A mountain luncheon on the deck
June 27, 2021
Elisabeth Sherwin -- ensherwin@gmail dot com
Columnist
I am a time traveler.
I open my torn and stained copy of "Meals: Tested and Approved by the Good Housekeeping Institute" and I am transported back to the year of its publication, 1930.
If I turn to the back pages, past the recipes and sample menus, I find "The Etiquette of Service" for a formal dinner. The first recommendation is that a trained servant or an outside professional come at 4 p.m. the day of the event to make the salad, the hors d'oeuvres, set the table and serve the dinner at the appointed time.
The menu is: clear soup, olives, celery, salted nuts, halibut fillets, dressed cucumbers, rolls, roast chicken squabs, duchess potatoes, glaced carrots and peas, grapefruit salad, roquefort dressing, bombe glace, small cakes, fruit, candy and coffee.
Well, maybe a luncheon will be less work. I look up "informal luncheon."
The authors have something to say about this.
"There is no more charming a way of entertaining one's friends informally than at the luncheon hour-- particularly if an afternoon of bridge is to follow. The popular hour at which such a luncheon is served is from one to two o'clock and although invitations may be sent, it is quite proper now to give the invitation over the telephone." OK, good to know.
The suggested menu is: fruit cocktail, creamed lobster, broiled mushrooms, buttered peas, ripe olives, watermelon pickle, hot baking powder biscuits, lettuce and celery salad with French dressing, toasted rounds of bread, coffee souffle, small cakes, candy, nuts, and tea.

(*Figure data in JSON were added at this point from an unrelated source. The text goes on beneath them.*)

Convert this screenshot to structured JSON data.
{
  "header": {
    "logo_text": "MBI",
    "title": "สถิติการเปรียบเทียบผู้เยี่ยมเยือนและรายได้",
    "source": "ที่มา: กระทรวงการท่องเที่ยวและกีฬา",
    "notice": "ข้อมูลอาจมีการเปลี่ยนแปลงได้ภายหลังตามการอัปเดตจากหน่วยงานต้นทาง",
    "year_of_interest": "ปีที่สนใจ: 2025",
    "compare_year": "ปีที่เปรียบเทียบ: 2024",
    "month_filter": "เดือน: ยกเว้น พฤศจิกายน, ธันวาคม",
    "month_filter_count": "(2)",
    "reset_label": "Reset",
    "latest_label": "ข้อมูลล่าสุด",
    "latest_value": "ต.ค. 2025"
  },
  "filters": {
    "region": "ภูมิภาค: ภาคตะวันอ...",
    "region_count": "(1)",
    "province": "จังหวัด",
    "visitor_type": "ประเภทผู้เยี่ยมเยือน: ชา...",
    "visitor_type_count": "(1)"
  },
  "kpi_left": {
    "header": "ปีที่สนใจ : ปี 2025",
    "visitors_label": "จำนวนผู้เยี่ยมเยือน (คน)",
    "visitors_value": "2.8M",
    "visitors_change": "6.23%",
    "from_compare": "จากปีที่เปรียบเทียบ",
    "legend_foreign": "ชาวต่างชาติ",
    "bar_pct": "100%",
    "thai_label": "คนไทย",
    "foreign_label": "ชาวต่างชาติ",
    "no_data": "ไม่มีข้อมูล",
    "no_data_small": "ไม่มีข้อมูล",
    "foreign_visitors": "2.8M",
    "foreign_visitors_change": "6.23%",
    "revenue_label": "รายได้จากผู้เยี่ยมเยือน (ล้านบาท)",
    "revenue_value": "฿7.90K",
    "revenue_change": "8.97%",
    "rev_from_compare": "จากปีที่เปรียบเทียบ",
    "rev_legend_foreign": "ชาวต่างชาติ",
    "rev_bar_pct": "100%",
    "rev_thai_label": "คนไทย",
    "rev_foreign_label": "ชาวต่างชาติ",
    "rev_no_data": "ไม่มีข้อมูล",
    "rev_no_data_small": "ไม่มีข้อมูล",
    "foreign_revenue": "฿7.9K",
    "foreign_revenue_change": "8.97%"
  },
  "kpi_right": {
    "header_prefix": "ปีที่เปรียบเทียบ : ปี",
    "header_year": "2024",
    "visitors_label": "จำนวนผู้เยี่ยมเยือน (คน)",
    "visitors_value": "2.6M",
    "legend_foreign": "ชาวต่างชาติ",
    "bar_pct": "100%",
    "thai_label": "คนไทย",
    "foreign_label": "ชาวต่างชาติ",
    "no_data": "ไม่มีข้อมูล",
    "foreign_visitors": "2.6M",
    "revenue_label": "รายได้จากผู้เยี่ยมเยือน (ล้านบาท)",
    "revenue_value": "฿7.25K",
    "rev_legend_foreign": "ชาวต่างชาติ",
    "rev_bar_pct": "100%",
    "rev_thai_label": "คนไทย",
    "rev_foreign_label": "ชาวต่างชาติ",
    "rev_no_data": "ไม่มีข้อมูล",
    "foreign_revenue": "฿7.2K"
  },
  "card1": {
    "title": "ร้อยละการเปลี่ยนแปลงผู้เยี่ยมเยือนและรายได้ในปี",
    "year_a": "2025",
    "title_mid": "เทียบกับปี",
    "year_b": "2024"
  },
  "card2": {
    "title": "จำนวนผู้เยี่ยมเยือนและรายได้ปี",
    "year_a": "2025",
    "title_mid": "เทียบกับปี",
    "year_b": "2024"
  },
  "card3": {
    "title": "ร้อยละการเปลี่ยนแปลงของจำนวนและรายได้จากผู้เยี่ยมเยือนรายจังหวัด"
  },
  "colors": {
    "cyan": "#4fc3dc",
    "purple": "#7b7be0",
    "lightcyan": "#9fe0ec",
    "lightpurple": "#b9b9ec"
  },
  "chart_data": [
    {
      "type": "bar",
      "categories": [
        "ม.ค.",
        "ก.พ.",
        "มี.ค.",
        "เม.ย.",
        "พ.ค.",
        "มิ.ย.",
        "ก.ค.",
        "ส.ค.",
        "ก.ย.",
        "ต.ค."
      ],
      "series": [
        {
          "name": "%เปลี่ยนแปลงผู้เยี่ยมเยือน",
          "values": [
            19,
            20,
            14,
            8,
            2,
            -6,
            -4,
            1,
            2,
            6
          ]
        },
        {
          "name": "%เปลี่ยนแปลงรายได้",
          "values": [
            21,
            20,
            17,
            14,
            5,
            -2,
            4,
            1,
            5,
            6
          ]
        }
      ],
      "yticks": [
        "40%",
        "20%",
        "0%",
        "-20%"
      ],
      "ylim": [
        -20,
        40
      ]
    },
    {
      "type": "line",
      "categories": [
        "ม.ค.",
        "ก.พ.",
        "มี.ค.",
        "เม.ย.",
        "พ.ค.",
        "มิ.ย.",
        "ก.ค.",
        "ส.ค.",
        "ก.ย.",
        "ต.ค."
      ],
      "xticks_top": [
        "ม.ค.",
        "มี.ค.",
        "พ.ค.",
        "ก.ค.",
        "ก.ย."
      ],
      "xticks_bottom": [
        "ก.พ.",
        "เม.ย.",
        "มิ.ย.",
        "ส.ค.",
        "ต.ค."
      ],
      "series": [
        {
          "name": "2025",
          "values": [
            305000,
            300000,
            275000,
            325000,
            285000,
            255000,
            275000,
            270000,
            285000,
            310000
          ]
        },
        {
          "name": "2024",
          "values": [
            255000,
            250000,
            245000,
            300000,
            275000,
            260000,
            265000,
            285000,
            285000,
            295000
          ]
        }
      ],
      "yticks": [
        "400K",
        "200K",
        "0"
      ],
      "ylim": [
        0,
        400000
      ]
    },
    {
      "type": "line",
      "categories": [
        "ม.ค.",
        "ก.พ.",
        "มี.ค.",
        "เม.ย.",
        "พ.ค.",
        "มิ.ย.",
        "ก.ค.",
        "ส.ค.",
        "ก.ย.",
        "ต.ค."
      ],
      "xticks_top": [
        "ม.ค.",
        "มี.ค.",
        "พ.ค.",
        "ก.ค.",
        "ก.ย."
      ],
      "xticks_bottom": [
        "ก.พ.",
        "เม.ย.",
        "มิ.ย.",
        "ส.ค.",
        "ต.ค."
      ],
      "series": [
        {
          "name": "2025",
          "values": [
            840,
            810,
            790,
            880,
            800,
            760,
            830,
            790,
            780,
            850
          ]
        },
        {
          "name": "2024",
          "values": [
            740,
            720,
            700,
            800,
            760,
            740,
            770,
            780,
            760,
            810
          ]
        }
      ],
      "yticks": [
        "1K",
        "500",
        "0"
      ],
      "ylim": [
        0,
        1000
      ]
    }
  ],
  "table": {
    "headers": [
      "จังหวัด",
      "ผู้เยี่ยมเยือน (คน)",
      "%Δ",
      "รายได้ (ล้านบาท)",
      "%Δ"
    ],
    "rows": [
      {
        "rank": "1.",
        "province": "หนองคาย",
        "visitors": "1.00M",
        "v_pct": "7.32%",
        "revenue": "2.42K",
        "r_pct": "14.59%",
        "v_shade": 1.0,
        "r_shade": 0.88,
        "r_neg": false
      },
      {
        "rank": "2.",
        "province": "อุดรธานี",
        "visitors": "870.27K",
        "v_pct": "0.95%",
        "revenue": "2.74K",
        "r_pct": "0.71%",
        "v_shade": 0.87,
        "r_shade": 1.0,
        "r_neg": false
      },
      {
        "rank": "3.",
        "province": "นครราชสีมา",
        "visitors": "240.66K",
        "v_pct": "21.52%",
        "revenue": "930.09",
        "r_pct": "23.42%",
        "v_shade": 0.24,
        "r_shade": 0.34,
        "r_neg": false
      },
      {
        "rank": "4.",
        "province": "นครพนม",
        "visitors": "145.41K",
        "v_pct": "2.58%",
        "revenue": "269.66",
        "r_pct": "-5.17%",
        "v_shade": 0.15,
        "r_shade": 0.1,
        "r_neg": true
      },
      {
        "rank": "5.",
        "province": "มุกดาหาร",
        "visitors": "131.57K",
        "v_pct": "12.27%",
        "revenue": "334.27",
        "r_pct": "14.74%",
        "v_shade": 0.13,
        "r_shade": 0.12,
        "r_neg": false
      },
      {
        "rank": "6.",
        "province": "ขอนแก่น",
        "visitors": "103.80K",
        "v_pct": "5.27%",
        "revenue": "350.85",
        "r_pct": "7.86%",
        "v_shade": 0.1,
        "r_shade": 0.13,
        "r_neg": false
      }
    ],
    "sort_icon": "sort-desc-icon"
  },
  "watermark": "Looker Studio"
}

The authors further explain that such a luncheon is usually composed of women, "as men are rarely available at this time of day."
Let's stop right there. Fast-forward 91 years to Allenspark, Colo., and a home where there is no separate dining room, no separate kitchen and the ill-trained servant helping to prepare a guest luncheon is my husband who is almost always available for any meal. He spent all of last summer building a new front deck and the luncheon that we are having with out-of-town guests is the first new-deck event.
I think two card tables set up outside will probably work but I have to make sure we have a tablecloth large enough to cover both tables. If it rains, we can move inside to the sun room but then we will have to put the rowing machine outside because it takes up the whole room. We have an odd assortment of chairs to put around the tables. It will look fine when everyone is finally seated.
The potted red geraniums are looking good, blooming just the way they are supposed to, and the impatiens are gorgeous with their pink, red and white flowers. I will also put a vase of wildflowers on the table. I would never pick a columbine, for instance (and I think it's illegal) but some of the more common flowers would look sweet.
Our guests will be seated with a view toward the ponderosa pine forest and the hill down to our creek. At this time of year it's covered with grasses, butter cups, bluebells, sage, pine needles and pine cones. The columbines are a little late this year but they are on their way.
The menu is Mediterranean with a chickpea salad, a caprese salad of tomato, basil and mozzarella, a caesar salad with cold chicken, rustic-style bread and cold lamb chops. Notice that everything is cold and can be made the night before. I think the Good Housekeeping Institute would approve.
I check my email the day before our luncheon.
My friend writes: "Sorry to report this, but disaster has struck. I've got to have unplanned oral surgery/and bone graft on Wednesday afternoon, and our trip is cancelled. Really bummed about this -- was beginning to pack today when I found out. "
I look up both "disaster" and "cancellations" in the Good Housekeeping book and find no advice on how to proceed. So I go ahead and cook the entire menu. Mike and I sit down to lunch the next day and I'm happy to report: Everything was delicious. We did not play bridge afterward.